- Full name: The Holy Bible - Confraternity Version
- Abbreviation: CB
- Language: Modern English
- NT published: 1941
- Authorship: Members of the Catholic Biblical Association of America
- Derived from: Douay Rheims Bible compared with the Greek biblical manuscripts
- Religious affiliation: Catholic Church
- Genesis 1:1–3 In the beginning God created the heavens and the earth; the earth was waste and void; darkness covered the abyss, and the spirit of God was stirring above the waters. God said, "Let there be light," and there was light. God saw that the light was good. John 3:16 For God so loved the world that he gave his only-begotten Son, that those who believe in him may not perish, but may have life everlasting.

= Confraternity Bible =

Editions of the Catholic Bible

The Confraternity Bible is an edition of the Catholic Bible translated under the auspices of the Confraternity of Christian Doctrine (CCD) between 1941 and 1969.

==Description==
The Confraternity Bible was created to replace the standard English-language Bible for Catholics at the time, the Douay-Rheims, which dated from the late 16th and early 17th centuries and had been extensively updated by Bishop Richard Challoner in the mid 18th century. The aim of the Confraternity version was to update the Bible into "intelligible, modern English". The translation was done by members of the Catholic Biblical Association of America, and sponsored by the Confraternity of Christian Doctrine, which is where the name "Confraternity Bible" originates. Initially, the Bible was simply a modern English translation of the Latin Vulgate, and the New Testament was completed this way and published in 1941.

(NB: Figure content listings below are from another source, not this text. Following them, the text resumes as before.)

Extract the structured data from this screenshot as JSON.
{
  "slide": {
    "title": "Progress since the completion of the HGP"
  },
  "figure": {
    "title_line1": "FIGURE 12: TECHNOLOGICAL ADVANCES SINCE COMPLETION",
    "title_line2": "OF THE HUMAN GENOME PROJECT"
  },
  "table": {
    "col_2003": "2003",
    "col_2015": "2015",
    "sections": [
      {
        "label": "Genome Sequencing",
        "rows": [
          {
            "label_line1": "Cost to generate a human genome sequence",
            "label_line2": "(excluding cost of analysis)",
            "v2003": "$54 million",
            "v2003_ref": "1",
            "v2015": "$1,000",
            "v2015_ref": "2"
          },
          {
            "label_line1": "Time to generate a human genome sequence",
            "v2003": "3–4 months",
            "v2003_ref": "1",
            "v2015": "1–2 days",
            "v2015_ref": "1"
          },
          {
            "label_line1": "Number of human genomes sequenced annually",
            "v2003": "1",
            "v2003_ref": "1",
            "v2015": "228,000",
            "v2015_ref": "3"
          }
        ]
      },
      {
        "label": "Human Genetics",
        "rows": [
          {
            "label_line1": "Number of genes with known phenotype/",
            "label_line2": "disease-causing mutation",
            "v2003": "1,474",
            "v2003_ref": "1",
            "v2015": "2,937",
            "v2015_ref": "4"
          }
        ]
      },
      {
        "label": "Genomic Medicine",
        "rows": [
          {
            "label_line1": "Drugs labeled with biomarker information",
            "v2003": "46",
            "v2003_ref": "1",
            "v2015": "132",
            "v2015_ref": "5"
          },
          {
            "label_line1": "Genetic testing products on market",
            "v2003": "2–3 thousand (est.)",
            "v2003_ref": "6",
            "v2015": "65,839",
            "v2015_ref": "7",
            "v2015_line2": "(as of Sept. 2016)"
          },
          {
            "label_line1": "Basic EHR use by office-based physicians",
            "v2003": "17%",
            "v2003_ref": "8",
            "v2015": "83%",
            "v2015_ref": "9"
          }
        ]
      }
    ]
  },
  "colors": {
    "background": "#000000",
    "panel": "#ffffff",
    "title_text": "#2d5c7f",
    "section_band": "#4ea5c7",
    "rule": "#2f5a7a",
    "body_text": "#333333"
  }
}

However, in 1943, Pope Pius XII published the encyclical Divino Afflante Spiritu, which stated future translations were to be made from the original languages, not just the Vulgate. As a result, when the Old Testament began to be published in 1952, the translations had been made from the Hebrew Masoretic Text. The Old Testament was finally finished in 1969. The next year those translations were incorporated into the New American Bible, paired with a new translation of the New Testament and book of Genesis.

==Publication history==
Volumes were released serially by St. Anthony Guild Press in New Jersey as they were completed. Their publishing history is as follows:
- The Book of Genesis – 1948: this was a unique translation, the only one that was revised for the 1970 NAB
- The Book of Psalms – 1950 and 1955, reprinted 1959
- The Octateuch: Genesis to Ruth – 1952 (published as Volume One)
- The Sapiential Books (Job to Sirach) – 1955 (published as Volume Three — with Volume Two left to be filled in later)
- The Prophetic Books (Isaias to Malachias) – 1961 (published as Volume Four)
- The Historical Books – Samuel to Maccabees (1 Samuel to Esther; 1 and 2 Maccabees) – 1969 (published as Volume Two)

Because of the hybrid nature of the various printings of the Confraternity Bible, it has been referred to as the "Douay-Confraternity Bible", referencing the fact that the Old Testament section was made up partly of books from the Challoner-Douay Old Testament and partly from books translated or revised by the CCD Publishers released "Confraternity Bibles" up to 1969, always indicating to what extent they featured Confraternity translations of the Old Testament. They typically included some variation on the following description of the edition's Old Testament contents: "With the New Confraternity of Christian Doctrine Translation of the First Eight Books, the Seven Sapiential Books, and the Eighteen Prophetic Books of the Old Testament. The balance is in the Douay Version."